Hacker News new | ask | show | jobs
by jayalammar 1346 days ago
I updated the post to say "multi-dimensional array".

In a context like this, we use tensor because it allows for any number of dimensions (while vector/ array is only one, matrix is two). When you get into ML libraries, both popular packages PyTorch and TensorFlow use the "tensor" terminology.

It's a good point. Hope it's clearer for devs with "array" terminology.

2 comments

> we use tensor because it allows for any number of dimensions

"Vector" implies one dimension and "matrix" strongly implies two. But an array can have any number of dimensions, so "array" is the best word.

We don't need the word "tensor"; when the context is programming, "tensor" is only confusing and doesn't really add any useful meaning.

Tensor does imply a set of operations that are expected. Multiplying two arrays together is an ambiguous operation; multiplying two tensors together is well-defined.

And really, the context is math, not programming. The programming side of DL is approximately trivial, the interesting bits are all represented as mathematical operations on a set of tensors.

It's especially confusing as math, because the standard meaning of "tensor" in math includes a lot of baggage that's not used in deep learning (related to physics and differential geometry).
Exactly.
"Tensor does imply a set of operations that are expected. Multiplying two arrays together is an ambiguous operation; multiplying two tensors together is well-defined."

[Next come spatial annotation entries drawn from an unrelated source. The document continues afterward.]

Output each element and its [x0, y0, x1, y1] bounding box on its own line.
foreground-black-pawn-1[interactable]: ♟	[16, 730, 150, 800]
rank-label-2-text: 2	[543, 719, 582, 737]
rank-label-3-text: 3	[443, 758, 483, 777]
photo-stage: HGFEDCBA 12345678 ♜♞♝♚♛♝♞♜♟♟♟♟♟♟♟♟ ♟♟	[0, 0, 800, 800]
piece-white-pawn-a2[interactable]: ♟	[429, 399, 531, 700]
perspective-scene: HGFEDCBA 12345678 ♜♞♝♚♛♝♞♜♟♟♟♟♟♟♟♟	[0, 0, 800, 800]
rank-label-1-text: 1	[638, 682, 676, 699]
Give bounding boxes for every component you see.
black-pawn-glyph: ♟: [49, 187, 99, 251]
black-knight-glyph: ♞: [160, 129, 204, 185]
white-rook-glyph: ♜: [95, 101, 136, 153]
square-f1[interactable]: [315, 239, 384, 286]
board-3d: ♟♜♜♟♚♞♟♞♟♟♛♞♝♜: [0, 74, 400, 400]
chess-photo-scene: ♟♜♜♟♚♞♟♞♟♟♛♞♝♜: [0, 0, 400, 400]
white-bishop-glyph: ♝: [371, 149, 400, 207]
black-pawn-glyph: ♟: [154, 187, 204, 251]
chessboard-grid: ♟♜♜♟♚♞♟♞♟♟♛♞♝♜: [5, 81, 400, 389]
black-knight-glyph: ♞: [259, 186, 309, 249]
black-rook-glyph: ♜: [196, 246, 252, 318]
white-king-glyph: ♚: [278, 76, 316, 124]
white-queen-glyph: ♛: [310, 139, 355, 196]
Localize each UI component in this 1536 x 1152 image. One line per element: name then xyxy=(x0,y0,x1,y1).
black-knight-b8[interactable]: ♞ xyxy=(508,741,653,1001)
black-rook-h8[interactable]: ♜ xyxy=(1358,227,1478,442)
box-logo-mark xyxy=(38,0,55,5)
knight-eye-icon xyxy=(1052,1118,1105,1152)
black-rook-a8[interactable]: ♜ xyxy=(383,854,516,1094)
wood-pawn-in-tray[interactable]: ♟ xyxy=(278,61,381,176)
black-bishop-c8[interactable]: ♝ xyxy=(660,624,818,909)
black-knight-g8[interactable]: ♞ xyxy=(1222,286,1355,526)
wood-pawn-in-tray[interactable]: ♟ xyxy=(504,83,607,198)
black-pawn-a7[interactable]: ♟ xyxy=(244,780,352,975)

In programming too, multiplying two arrays of arbitrary types is often undefined, and many languages allow their programmers to specify what they want to happen when arrays of specific types are multiplied (or may have built-in defined behavior for certain specific types of arrays).

I'd love to learn if there are any actual differences between tensors and arrays commonly used in programming, but so far it doesn't sound like it from reading through this HN thread.

I think you misunderstood what I meant. If I say "multiply this 3x3 matrix by this 3x1 vector", then I know know to expect the particular form of multiplication that multiplies each column of the matrix by it's associated value in the vector, then adds them up to produce a 3x1 vector. Likewise, multiplying a 3x3x3 tensor by a 3x1x1 tensor will produce a 3x3x1 result.

If I say "multiply this 3x3 array by this 3x3 array", then it's an ambiguous operation. There is not a canonical multiplication for arrays. One ecosystem might treat it as a matrix-matrix multiplication, another might do an element-wise multiplication, others might just throw an error. None is more correct than another, because array just implies the structure of the data.

Interestingly the Wikipedia page

Tensor (disambiguation)

https://en.wikipedia.org/wiki/Tensor_(disambiguation)

has an entry

Tensor type (computing)

which is just a redirection to

Array (data type)

https://en.wikipedia.org/wiki/Array_(data_type)

Doesn’t seem to support the relevance of “tensor” as something distinct from “array”.

"Array" implies one dimension to me. Maybe n-array?
Array may imply 1d to you, or 2d to others, but it is more general that that: https://en.wikipedia.org/wiki/Array_(data_type)
I think tensor is much shorter than "multi-dimensional array", and it is OK to use it. You could just mention that in the context of DL tensor is just a shorter way to say "multi-dimensional array", and everyone should be happy. On top of that, if they read another text about DL that uses the word tensor, there is no need to be scared anymore.